Djerba sente o conflito no bolso: petróleo, querosene e passagens mais caras
Segundo autoridades do setor, a retração no turismo está ligada aos efeitos do conflito, que impulsionou os preços do petróleo e encareceu as viagens - mesmo a milhares de quilômetros de distância, como na ilha tunisina de Djerba.
Anane Kamoun, diretor do hotel Royal Garden Palace, na ilha, afirmou à agência AFP que as reservas caíram pela metade. "Quando os preços do petróleo sobem, os bilhetes de avião sobem, e é aí que os turistas começam a reconsiderar o custo", explicou Kamoun.

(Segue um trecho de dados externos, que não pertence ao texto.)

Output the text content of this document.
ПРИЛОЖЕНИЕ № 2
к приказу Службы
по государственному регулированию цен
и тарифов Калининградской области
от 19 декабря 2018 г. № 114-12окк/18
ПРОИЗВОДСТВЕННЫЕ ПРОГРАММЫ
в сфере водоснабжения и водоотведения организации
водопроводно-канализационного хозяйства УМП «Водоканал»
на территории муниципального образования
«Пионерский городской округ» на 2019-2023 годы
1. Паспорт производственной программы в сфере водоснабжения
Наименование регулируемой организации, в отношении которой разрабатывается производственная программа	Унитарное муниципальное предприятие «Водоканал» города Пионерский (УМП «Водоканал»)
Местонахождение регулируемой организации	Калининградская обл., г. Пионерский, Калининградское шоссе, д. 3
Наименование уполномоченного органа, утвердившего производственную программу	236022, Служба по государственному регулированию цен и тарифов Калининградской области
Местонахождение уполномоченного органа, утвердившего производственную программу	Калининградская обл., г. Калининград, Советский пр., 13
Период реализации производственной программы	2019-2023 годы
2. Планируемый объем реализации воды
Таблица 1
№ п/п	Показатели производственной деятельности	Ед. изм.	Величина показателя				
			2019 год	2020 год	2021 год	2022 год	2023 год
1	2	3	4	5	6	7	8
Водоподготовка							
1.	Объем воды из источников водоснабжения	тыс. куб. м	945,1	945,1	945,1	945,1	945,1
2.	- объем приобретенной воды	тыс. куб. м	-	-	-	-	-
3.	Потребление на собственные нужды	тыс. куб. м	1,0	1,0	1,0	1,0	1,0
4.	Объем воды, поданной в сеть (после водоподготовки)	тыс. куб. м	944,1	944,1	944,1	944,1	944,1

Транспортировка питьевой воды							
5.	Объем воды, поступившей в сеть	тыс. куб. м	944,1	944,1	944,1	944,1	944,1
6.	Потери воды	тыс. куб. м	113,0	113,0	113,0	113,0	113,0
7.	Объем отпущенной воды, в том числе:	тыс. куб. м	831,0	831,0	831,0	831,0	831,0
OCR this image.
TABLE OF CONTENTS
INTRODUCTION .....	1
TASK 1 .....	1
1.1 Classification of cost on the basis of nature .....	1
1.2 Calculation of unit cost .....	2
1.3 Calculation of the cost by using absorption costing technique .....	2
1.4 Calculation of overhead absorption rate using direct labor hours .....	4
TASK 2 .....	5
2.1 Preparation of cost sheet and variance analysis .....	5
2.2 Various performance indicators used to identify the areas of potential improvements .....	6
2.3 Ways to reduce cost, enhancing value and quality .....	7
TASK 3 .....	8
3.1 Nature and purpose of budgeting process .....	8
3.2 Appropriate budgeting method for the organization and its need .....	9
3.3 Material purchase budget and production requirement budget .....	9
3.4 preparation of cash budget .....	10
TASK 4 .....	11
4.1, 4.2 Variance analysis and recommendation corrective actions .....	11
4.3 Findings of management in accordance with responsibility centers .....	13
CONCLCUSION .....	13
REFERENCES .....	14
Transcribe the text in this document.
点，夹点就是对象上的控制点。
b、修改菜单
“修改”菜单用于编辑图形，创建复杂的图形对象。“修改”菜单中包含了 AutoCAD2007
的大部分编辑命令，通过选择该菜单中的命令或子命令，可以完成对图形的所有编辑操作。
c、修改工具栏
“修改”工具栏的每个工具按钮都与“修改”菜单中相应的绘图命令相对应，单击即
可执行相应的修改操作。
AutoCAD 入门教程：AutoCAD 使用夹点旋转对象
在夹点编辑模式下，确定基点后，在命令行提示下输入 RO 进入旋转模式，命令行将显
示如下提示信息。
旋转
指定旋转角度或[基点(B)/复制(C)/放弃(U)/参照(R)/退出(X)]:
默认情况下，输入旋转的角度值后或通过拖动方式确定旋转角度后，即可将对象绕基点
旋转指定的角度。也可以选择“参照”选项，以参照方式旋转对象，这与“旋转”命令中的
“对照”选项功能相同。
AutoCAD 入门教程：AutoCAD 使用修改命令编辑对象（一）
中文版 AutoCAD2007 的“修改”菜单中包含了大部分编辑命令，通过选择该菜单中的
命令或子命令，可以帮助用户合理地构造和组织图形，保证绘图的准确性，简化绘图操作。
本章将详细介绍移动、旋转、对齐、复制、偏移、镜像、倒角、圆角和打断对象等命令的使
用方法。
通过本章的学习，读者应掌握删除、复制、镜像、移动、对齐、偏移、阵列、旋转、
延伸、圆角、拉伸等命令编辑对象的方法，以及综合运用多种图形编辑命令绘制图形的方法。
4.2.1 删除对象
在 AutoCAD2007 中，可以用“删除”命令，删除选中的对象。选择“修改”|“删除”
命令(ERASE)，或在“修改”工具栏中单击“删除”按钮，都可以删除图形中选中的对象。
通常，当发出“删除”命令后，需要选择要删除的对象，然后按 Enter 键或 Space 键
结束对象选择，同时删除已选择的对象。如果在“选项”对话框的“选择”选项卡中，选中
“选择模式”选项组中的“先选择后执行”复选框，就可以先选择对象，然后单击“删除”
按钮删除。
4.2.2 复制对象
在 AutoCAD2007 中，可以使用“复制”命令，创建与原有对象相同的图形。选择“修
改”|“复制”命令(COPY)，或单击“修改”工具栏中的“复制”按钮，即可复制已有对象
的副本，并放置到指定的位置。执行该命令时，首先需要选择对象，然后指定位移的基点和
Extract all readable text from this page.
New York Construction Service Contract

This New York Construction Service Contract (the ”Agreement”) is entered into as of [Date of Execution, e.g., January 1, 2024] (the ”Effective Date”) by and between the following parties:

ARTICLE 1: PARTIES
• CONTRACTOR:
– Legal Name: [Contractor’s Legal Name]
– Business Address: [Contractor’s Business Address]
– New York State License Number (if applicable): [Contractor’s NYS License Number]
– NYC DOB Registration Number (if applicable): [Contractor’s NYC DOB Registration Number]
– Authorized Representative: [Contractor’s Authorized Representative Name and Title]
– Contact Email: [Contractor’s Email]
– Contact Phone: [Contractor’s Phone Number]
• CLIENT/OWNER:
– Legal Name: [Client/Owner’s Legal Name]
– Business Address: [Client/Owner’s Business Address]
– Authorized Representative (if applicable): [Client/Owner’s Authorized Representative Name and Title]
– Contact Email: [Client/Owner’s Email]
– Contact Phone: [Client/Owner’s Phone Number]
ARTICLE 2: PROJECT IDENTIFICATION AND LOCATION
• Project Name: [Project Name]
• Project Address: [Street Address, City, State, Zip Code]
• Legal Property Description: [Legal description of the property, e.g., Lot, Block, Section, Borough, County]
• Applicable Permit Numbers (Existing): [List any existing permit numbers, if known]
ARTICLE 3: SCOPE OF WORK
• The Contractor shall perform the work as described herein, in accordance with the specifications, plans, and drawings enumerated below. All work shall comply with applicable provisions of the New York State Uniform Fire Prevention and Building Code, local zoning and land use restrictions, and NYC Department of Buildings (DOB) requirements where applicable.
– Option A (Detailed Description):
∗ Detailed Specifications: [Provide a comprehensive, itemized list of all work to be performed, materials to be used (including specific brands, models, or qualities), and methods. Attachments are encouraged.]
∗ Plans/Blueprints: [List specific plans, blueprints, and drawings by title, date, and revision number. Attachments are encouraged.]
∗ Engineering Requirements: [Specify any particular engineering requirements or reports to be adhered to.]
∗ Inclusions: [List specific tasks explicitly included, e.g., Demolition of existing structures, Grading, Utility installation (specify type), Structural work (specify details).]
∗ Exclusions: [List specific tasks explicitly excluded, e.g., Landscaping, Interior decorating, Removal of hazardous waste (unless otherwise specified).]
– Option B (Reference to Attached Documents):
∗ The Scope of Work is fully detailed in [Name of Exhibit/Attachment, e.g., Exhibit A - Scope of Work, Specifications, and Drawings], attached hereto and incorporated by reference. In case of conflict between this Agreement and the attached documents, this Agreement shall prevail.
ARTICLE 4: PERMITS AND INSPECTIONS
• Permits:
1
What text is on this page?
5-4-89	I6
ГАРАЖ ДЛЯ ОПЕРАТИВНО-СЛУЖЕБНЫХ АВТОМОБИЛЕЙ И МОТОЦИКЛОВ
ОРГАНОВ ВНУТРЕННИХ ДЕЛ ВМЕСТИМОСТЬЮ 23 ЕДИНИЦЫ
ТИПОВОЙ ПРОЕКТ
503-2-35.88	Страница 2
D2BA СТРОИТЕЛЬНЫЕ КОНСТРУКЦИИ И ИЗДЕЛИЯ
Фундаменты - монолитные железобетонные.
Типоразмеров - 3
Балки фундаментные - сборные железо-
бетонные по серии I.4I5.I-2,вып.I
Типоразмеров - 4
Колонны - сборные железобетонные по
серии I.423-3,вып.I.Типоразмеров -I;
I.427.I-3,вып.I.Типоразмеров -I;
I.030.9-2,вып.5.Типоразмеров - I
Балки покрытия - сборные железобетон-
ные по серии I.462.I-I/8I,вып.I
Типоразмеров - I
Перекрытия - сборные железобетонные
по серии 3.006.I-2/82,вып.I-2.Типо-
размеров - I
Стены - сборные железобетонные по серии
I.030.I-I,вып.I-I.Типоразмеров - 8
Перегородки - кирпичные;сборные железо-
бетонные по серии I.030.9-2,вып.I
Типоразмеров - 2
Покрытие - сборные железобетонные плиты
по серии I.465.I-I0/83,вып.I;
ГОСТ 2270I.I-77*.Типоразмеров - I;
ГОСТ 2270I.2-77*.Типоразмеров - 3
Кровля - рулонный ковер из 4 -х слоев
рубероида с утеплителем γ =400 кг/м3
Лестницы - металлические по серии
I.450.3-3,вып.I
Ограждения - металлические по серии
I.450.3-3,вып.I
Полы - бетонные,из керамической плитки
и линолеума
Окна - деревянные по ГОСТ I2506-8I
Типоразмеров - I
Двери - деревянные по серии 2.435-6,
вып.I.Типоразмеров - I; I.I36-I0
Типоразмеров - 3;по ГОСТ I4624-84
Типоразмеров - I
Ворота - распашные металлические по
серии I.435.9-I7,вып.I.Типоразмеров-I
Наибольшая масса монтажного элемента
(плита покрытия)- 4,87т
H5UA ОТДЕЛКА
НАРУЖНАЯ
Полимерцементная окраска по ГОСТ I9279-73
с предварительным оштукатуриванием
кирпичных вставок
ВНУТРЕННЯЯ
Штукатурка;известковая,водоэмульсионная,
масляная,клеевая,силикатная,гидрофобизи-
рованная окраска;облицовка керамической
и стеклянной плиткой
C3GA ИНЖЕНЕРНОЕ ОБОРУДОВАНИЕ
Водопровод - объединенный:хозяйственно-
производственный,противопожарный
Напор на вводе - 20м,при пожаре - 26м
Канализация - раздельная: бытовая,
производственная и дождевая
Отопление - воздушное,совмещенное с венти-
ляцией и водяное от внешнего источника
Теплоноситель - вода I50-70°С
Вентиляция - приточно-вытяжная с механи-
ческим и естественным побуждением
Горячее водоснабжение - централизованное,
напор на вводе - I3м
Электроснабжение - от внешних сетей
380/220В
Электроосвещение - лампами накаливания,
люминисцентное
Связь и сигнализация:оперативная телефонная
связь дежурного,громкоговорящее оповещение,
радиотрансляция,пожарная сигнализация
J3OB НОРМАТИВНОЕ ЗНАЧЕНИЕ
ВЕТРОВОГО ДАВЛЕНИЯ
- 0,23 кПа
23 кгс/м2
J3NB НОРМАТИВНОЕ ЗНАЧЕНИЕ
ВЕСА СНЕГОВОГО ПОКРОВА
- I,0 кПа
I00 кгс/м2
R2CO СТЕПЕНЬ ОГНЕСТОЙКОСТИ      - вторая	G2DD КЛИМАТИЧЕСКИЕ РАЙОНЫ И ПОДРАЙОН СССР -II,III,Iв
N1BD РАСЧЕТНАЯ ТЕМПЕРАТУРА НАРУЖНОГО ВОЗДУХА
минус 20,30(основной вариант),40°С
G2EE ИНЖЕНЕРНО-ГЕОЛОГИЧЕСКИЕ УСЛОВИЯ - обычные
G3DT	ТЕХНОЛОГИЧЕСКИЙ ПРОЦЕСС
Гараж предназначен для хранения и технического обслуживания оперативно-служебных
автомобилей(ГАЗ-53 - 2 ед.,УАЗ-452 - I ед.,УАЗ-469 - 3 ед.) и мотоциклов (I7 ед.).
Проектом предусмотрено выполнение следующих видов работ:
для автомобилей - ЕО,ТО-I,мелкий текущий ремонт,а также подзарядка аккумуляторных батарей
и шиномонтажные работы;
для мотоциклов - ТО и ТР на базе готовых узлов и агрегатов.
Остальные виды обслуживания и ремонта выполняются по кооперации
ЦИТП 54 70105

Desde o início do ano, o preço do querosene dobrou, o que levou companhias aéreas a reajustarem as tarifas; algumas, inclusive, chegaram a cancelar voos com baixa rentabilidade.
Peso do turismo na economia da Tunísia e números recentes de Djerba
O turismo, responsável por 10% do PIB da Tunísia, também se prepara para efeitos negativos sobre o mercado de trabalho, já que normalmente emprega cerca de 400 mil pessoas.
No ano passado, Djerba recebeu um recorde de 1,2 milhões de turistas - alta de 5% em relação ao ano anterior e ligeiramente acima da melhor marca anterior, registrada em 2019, antes da pandemia. Os dados são do Gabinete Nacional de Turismo da Tunísia.
Para este ano, as autoridades projetavam crescimento de até 8%, mas os acontecimentos recentes na região derrubaram a expectativa de mais um ciclo recorde.
Ainda assim, a Tunísia conta com uma vantagem importante: o país mediterrâneo está a apenas duas horas de voo da maior parte das capitais europeias. "O aumento dos preços do querosene não será sentido da mesma forma que nas viagens de longa distância", informou o mesmo gabinete.